Since I was a little girl, I was fascinated with languages and writing. I speak English, Spanish, Italian, Dutch and a little bit of French. I am a writer, reader, language teacher, traveler, and a food lover! I now live in The Netherlands with my husband Riccardo, our cat Mona, and our dog Lisa, and the experience has been phenomenal. The Dutch culture is an exciting sometimes topsy-turvy world that I am happily exploring!


  1. Errol:

    The Van Gogh murder is shocking. I didn’t know about it.
    As you said, the hunger winter of WWII is an amazing example of the Dutch people’s ability to survive. The whole episode of what the Dutch went through during WWII fills me with awe. That’s what I would like to read more about.

    • Karoly G Molina:

      @Errol Errol, I previously wrote about Harry Mulisch and a very good novel he wrote about the war. Maybe this is something you are interested in!

  2. Valerie:

    Dear Karoly,

    Please allow me to correct you.

    Your blog says: “Vincent van Gogh (grandchild to Vincent van Gogh’s brother, Theo van Gogh) was a film producer, writer, journalist and an overall big personality in the Netherlands.” This is inaccurate. It was Theodore van Gogh, born July 23 1957 in den Haag who was murdered on November 2, 2004 in Amsterdam. Theo was the great-grandson of Theodorus van Gogh, brother of the famous Vincent.

    Have a look:


    Best wishes,

    • Karoly G Molina:

      @Valerie Valerie,
      I don’t even know how I made this mistake. Would you believe me if I told you I actually read this book twice: one time for pleasure and the second for a presentation for my masters? THANK YOU for correcting me!

  3. Valerie:

    Hi Karoly,

    You’re welcome! My husband is a genealogist and has researched the van Gogh line. Please note that Theo who was murdered was the great-grandchild of Vincent’s brother Theo, not the grandchild.

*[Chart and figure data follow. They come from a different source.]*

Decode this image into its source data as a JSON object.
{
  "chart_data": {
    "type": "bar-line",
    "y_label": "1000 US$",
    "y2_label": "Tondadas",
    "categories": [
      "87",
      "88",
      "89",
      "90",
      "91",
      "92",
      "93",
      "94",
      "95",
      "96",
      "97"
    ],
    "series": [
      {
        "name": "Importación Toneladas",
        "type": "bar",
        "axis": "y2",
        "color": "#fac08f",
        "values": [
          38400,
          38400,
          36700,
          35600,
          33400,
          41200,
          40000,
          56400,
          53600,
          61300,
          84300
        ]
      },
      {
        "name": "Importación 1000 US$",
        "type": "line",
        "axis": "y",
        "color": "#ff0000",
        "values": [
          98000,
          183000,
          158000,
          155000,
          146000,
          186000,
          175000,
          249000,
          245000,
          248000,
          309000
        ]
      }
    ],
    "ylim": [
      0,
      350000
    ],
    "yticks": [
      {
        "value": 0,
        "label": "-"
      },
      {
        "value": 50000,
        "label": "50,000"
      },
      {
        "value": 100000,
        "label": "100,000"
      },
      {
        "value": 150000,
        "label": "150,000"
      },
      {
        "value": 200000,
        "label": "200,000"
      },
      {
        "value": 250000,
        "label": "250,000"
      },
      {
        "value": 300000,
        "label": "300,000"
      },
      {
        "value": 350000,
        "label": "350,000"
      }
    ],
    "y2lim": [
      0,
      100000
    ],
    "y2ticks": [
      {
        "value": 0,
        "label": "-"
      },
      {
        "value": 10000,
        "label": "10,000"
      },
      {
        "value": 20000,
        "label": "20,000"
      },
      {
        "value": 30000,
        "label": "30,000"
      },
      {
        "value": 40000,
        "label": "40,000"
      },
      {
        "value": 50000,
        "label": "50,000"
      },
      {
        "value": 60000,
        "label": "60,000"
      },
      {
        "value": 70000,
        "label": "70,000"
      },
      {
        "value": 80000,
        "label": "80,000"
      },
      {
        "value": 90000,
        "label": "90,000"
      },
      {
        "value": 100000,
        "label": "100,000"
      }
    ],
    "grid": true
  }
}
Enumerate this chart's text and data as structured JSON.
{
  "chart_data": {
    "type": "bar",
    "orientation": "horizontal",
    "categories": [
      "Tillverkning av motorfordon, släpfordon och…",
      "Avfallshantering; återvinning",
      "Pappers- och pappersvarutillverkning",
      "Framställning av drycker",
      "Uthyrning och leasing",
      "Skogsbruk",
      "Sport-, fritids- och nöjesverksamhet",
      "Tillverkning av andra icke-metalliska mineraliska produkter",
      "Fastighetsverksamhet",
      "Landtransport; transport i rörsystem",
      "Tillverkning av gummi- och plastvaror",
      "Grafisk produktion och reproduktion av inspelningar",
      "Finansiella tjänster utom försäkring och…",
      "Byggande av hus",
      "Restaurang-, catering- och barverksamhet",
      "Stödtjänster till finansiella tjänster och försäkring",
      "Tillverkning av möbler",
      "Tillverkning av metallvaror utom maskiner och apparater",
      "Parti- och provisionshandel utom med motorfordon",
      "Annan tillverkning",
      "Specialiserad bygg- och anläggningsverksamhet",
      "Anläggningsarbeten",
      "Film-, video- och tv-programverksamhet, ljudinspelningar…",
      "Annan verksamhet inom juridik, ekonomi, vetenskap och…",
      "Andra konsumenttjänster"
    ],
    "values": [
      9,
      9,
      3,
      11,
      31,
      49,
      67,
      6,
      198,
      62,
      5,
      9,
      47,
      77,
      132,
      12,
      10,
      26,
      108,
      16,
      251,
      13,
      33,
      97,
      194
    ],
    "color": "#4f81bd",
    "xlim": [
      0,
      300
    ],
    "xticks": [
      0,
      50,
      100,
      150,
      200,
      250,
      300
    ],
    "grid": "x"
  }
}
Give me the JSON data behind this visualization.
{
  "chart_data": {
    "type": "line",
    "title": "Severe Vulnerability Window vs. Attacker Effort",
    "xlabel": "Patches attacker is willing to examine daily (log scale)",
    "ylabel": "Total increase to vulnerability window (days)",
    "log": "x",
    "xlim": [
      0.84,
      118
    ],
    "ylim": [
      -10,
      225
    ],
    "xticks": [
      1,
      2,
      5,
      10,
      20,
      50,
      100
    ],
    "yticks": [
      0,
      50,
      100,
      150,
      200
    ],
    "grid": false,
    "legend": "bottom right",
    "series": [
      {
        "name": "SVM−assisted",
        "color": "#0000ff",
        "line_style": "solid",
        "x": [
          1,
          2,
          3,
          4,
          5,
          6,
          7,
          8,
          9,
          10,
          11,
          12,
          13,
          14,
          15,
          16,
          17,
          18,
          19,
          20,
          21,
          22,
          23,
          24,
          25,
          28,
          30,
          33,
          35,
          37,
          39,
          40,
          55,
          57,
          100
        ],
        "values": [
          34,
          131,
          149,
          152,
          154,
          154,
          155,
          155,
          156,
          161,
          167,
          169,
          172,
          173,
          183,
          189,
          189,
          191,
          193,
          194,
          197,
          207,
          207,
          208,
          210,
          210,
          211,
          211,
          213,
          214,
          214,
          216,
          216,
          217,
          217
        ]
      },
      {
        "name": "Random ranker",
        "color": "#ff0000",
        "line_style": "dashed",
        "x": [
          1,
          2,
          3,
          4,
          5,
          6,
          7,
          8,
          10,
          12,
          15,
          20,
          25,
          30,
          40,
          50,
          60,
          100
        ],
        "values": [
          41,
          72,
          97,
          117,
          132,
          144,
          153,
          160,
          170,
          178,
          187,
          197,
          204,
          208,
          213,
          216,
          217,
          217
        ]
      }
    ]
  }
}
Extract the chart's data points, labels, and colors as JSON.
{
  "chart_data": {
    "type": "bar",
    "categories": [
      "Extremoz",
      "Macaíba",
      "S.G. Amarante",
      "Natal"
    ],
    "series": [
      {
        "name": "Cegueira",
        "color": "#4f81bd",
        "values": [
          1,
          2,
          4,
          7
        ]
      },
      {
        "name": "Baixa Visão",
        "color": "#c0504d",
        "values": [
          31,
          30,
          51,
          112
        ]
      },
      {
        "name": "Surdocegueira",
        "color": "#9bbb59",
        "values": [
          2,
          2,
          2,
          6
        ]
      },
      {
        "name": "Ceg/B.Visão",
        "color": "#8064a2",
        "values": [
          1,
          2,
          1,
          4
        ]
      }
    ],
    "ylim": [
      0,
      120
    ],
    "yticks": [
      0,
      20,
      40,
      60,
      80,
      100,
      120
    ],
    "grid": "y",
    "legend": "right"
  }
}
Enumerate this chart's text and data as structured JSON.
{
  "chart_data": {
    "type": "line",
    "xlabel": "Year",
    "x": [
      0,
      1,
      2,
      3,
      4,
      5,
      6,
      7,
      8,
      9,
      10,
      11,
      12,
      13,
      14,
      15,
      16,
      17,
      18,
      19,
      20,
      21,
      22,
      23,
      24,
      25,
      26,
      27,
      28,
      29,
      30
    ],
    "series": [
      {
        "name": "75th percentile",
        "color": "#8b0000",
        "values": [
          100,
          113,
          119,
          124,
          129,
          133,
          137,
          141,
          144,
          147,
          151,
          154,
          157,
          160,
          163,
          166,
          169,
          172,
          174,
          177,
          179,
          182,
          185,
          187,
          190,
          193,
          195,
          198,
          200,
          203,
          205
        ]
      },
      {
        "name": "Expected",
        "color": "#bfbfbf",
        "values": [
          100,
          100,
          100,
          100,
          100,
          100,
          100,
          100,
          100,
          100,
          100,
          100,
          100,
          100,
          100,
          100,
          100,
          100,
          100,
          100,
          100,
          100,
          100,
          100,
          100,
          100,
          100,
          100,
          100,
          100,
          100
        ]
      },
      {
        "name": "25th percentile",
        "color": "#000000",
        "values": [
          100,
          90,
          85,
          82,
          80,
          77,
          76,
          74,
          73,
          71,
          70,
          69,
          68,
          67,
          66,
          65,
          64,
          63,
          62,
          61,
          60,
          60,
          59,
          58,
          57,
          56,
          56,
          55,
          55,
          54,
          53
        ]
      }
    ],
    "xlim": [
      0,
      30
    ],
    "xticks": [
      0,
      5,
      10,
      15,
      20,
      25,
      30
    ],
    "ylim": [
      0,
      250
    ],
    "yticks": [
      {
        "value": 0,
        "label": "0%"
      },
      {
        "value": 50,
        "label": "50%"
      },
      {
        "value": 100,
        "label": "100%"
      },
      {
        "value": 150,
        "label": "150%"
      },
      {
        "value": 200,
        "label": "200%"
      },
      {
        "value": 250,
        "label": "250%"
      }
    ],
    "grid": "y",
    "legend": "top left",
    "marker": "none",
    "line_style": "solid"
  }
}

    The book sounds like a very interesting read!

    • Karoly G Molina:

      @Valerie Valerie, you are life-saver! Thank you for your corrections 🙂

  4. Charles Den-Baars:

    My Father also suffered and starved during WWII…But not in the Netherlands. He was in Jakarta, Indonesia when the Japanese invaded in early 1942. And he spent most of the next 3 and a half years in a terrible camp named Ambarawa, where he had maybe a handful of mostly rotten food to survive on per day!! He weighed about 90 lbs when he finally escaped only a few days before mobs of separatists murdered innocent POWS in their cells as the already surrendered Japanese stood by… my Dad told my brothers and i many horror stories about what he went through, and how he had to add insects, lizards, and rats to his almost non-existent diet or he would have surely died! So to this day, i feel guilty when i have to waste food, i almost never do that… There was also a “hunger-summer” for Dutch colonists in Indonesia, don’t forget…

    • Karoly G Molina:

      @Charles Den-Baars Charles,
      Thank you for sharing this heartbreaking story. I had no idea about this part of history, and I am so thankful you shared it with us. Your dad is a hero and I am so glad he survived and shared with you his story. He is definitely someone I would love to meet!